Machine Learning & Experimentation
While doing code review for a Machine Learning project, I saw that a colleague approached data cleaning differently than I do–they applied data transformations on the entire dataframe, while I have always done it on select columns. I thought it was interesting, and wondered which was more computationally efficient (if there was a clear difference at all). Upon scouring google and StackExchange, I found that the answer to my question could not be found on the internet.
I decided this was a perfect example to use for a mental exercise in Experimentation and Statistical Analysis.
Experimental Design
To complete this analysis I need to know:
- Null hypothesis
- Alternative hypothesis
Because I am interested to know if there was a detectable difference between the two data transformation methods, I needed to conduct a 2-sample Hypothesis test and generate synthetic to analyze. I set my tolerance for false-positives (critical p-value) to be 5%, and therefore a corresponding p-value of 0.05 by convention.

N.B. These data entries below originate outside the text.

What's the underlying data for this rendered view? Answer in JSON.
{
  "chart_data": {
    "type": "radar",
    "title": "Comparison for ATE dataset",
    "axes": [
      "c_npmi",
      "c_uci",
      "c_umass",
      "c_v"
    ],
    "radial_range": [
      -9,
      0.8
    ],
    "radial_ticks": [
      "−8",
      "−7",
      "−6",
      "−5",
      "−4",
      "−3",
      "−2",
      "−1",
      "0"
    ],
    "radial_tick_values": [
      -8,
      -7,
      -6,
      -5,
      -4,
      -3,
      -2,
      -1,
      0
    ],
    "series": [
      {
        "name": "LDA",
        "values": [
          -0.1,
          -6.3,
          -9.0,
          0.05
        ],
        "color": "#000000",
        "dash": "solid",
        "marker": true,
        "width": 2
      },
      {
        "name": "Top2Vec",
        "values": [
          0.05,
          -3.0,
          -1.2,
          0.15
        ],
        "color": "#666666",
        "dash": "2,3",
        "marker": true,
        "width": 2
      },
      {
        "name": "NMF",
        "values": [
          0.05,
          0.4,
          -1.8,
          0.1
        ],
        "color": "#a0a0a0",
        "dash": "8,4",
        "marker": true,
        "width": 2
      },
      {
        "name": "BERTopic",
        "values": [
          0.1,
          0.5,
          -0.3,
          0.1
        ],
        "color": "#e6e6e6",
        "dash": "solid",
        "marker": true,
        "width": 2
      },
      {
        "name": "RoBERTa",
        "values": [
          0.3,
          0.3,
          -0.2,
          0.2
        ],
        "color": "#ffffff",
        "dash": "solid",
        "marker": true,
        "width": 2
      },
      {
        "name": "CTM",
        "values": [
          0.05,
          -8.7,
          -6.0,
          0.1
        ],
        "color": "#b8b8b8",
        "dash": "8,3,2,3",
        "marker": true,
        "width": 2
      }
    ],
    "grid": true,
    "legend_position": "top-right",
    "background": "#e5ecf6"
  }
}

I created data frames of varying lengths and measured the time it took to complete the transformation. I imagined that if I were a Product Manager faced with this optimization decision, I need to decide how much savings in time and resources would be enough evidence to put this on the roadmap, depending on the time it would take to implement the changes (cost) versus the benefits of these changes in this cost-benefit analysis. This is important to know beforehand for conducting a Power Analysis.
Power Analysis
A Power Analysis is comprised of 4 components:
- Effect size
- Sample size
- Significance
- Power
In order to estimate the sample size, we would need to estimate the effect size (aka minimum detectable effect) that we’re interested in detecting to achieve statistical power of 80% (this is set by convention). This is important because we don’t want to conduct an underpowered test, which would waste time and resources. Conversely, an over-powered test also wastes time and resources collecting data that contribute marginal increase in accuracy. By conducting a power analysis, we have a reference point to decide the optimal length of time needed to run the experiment given our constraints.
Exploratory Analysis
After collecting the data that I needed to conduct the experiment, I plotted the results in a boxplot to easily visualize the differences between these two samples. There doesn’t seem to be a difference between them at first glance, but I decided to do my due-diligence and make sure by performing statistical tests of significance.
Statistical Analysis
Student’s T-Test
To perform a t-test, I needed to make sure the assumptions were met since it is a parametric test. Most notably, the t-test assumes that the population from which we are drawing samples from is of a normal distribution. These boxplots suggest that I do not meet this requirement. A way to quickly visually assess normality would be using the Quantile-Quantile (QQ) plots. Here is what a QQ plot looks like for a normally distributed population
Here is what the QQ plots for my samples look like. Just to be safe, I opted for non-parametric tests like the Mann-Whitney U test. After running this test, I get a p-value which suggests that the two distributions of my experiment are different. Unfortunately this doesn’t tell me what is different about my samples (e.g. mean, median, variance, etc.). To further explore the differences, I used nonparametric resampling techniques like Permutation Tests and Bootstrapping. Because these do not make assumptions about the underlying data, it is ok to use it for this experiment.
Results
I conducted Permutation tests on the mean, median, and variance to identify how my samples are different. The p-values for differences in mean, medians and variance suggest that we have evidence to reject the null hypothesis. Note, because technically we are applying multiple statistical tests to the same dataset, some correction needs to be applied to prevent the increased risk of false-positives. Even with a Bonferroni correction applied to these p-values, they are sufficiently low to reject the null hypothesis.
To quantify how different the median and variances are between the populations, I used bootstrapping to create confidence intervals for these test statistics. Because of the Central Limit Theorem, bootstrapping exhibits a normal distribution for the test-statistics.
Our 95% confidence interval finds a 1.56% to 1.62% mean reduction in computation time. This is interpreted as
if we conducted multiple repeated studies, we are 95% confident that the true population parameter is captured in this range.
Key Takeaways
Statistical Significance v. Practical Significance
But just because something is statistically significant, doesn’t mean that it is practically significant. By this, I mean we need to ask ourselves if this magnitude of difference makes a justifiable impact to our business and decisions. Conversely, keep in mind that the threshold for statistical significance is based on tolerance for false positives. This can be unique to each situation and does not need to be 5%. Depending on the experiment and company, you may choose to move forward with the changes even though you didn’t meet the statistical significance threshold–that is something that you as a stakeholder will decide.